Overall cumulative coverage and flow-chart of the data analysis and mutation detection of genes in HCC patients. (A) A read coverage of 90% of the targeted exons was achieved as the sequencing depth was 37x. (B) In the cohort of 100 HCC patients, 321 SNVs were detected by quality filters. After excluding single nucleotide polymorphisms in dbSNP and 1K Genome, 190 mutations remained of which 119 corresponded to non-synonymous mutations. After validation, 60 somatic mutations and 58 germline mutations were finally obtained. HCC, hepatocellular carcinoma; SNVs, single nucleotide variations.

Figure 2.

Mutation frequencies in 4 categories of molecular-targeted therapy-related genes. A total of 45 genes were classified into 4 categories, including RTKs, angiogenesis, the RAS/RAF/MEK/ERK and the PI3K/AKT/mTOR pathways. Genes are indicated in pink to red. The darkness of the color is positively correlated with the percentage of tumors with genetic alterations. The mutation frequency of each gene in 100 tumors is indicated. RTKs, receptor tyrosine kinases;MEK, mitogen-extracellular activated protein kinase; PI3K, phosphatidylinositol 3-kinase; mTOR, mammalian target of rapamycin; ERK, extracellular signal-regulated kinase.

Figure 3.

Expression of RET in HCC and peritumoral tissues with mutations in RET. (A) Immunohistochemical staining of HCC with RET mutation revealed significant (left 4 panels) or slight increase (right 2 panels) in the expression of RET in tumor tissues (upper panels) compared with peritumoral tissues (lower panels). (B) Representative expression of RET in HCC and paired peritumoral tissues using tissue microarray (magnification, ×200). High expression is defined as ≥40% staining of the tumor section, and low expression as <40%. (C) Statistical results of RET expression in HCC and paired peritumoral tissues using Student's t-test (P=0.0129).

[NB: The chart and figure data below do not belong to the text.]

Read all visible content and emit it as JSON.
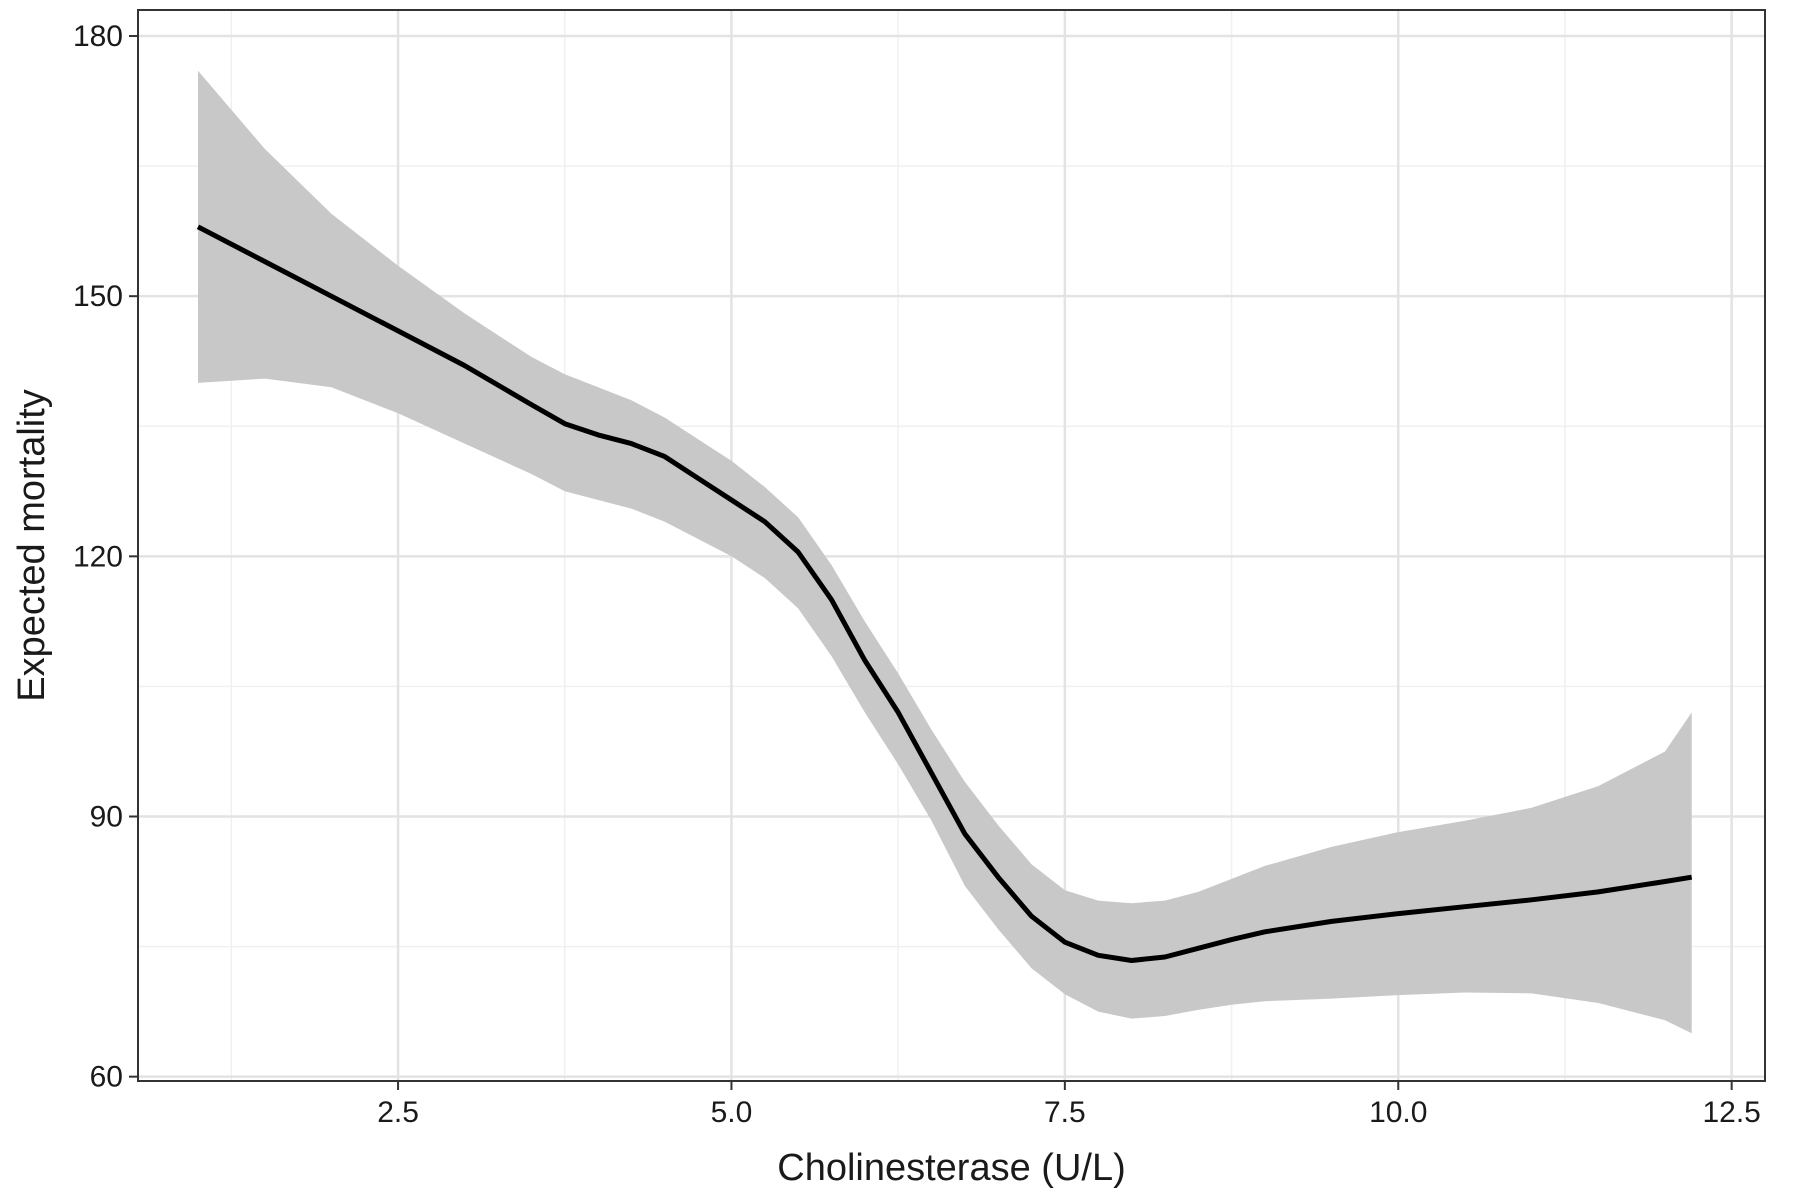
{
  "chart_data": {
    "type": "line",
    "title": "",
    "xlabel": "Cholinesterase (U/L)",
    "ylabel": "Expected mortality",
    "xlim": [
      0.55,
      12.75
    ],
    "ylim": [
      59.5,
      183
    ],
    "x_ticks": [
      2.5,
      5.0,
      7.5,
      10.0,
      12.5
    ],
    "x_tick_labels": [
      "2.5",
      "5.0",
      "7.5",
      "10.0",
      "12.5"
    ],
    "y_ticks": [
      60,
      90,
      120,
      150,
      180
    ],
    "y_tick_labels": [
      "60",
      "90",
      "120",
      "150",
      "180"
    ],
    "grid": true,
    "minor_grid": true,
    "legend": "none",
    "colors": {
      "line": "#000000",
      "ribbon": "#c8c8c8",
      "grid_major": "#e3e3e3",
      "grid_minor": "#f0f0f0",
      "panel_border": "#333333"
    },
    "series": [
      {
        "x": [
          1.0,
          1.5,
          2.0,
          2.5,
          3.0,
          3.5,
          3.75,
          4.0,
          4.25,
          4.5,
          4.75,
          5.0,
          5.25,
          5.5,
          5.75,
          6.0,
          6.25,
          6.5,
          6.75,
          7.0,
          7.25,
          7.5,
          7.75,
          8.0,
          8.25,
          8.5,
          8.75,
          9.0,
          9.5,
          10.0,
          10.5,
          11.0,
          11.5,
          12.0,
          12.2
        ],
        "y": [
          158,
          154,
          150,
          146,
          142,
          137.5,
          135.3,
          134,
          133,
          131.5,
          129,
          126.5,
          124,
          120.5,
          115,
          108,
          102,
          95,
          88,
          83,
          78.5,
          75.5,
          74,
          73.4,
          73.8,
          74.8,
          75.8,
          76.7,
          77.9,
          78.8,
          79.6,
          80.4,
          81.3,
          82.5,
          83
        ]
      }
    ],
    "ribbon": {
      "x": [
        1.0,
        1.5,
        2.0,
        2.5,
        3.0,
        3.5,
        3.75,
        4.0,
        4.25,
        4.5,
        4.75,
        5.0,
        5.25,
        5.5,
        5.75,
        6.0,
        6.25,
        6.5,
        6.75,
        7.0,
        7.25,
        7.5,
        7.75,
        8.0,
        8.25,
        8.5,
        8.75,
        9.0,
        9.5,
        10.0,
        10.5,
        11.0,
        11.5,
        12.0,
        12.2
      ],
      "upper": [
        176,
        167,
        159.5,
        153.5,
        148,
        143,
        141,
        139.5,
        138,
        136,
        133.5,
        131,
        128,
        124.5,
        119,
        112.5,
        106.5,
        100,
        94,
        89,
        84.5,
        81.5,
        80.3,
        80,
        80.3,
        81.3,
        82.8,
        84.3,
        86.5,
        88.2,
        89.5,
        91,
        93.5,
        97.5,
        102
      ],
      "lower": [
        140,
        140.5,
        139.5,
        136.5,
        133,
        129.5,
        127.5,
        126.5,
        125.5,
        124,
        122,
        120,
        117.5,
        114,
        108.5,
        102,
        96,
        89.5,
        82,
        77,
        72.5,
        69.5,
        67.5,
        66.7,
        67,
        67.7,
        68.3,
        68.7,
        69,
        69.4,
        69.7,
        69.6,
        68.5,
        66.5,
        65
      ]
    }
  }
}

HCC, hepatocellular carcinoma.

Figure 4.

Kaplan-Meier survival estimates according to any mutations in TP53, RET and sorafenib-target genes, and mutation status of TP53 and RET in HCC patients. (A) Data are shown for the DFS of patients with and without mutations in RET (median DFS, 3.700 vs. 24.833 months, respectively, P=0.028). (B) Data are shown for the OS of patients with and without mutations in RET (median OS, 12.000 vs. 47.433 months, respectively, P=0.001). (C) Data are shown for the DFS of patients with and without mutations in TP53 (median DFS, 24.172 vs. 24.833 months, respectively, P=0.133). (D) Data are shown for the OS of patients with and without mutations in TP53 (median OS, 14.967 vs. 47.433 months, respectively, P=0.002). (E) Data are shown for the DFS (median DFS, 11.667 vs. 27.833 months, respectively, P=0.039) of patients with and without mutations in sorafenib-target genes. (F) Data are shown for the OS (median OS, 39.967 vs. 47.433 months, respectively, P=0.15) of patients with and without mutations in sorafenib-target genes. (G) Mutations of TP53 and RET are mutually exclusive. Black indicates patients with mutations and white indicates patients without mutations. SRF, sorafenib; HCC, hepatocellular carcinoma; DFS, disease-free survival; OS, overall survival.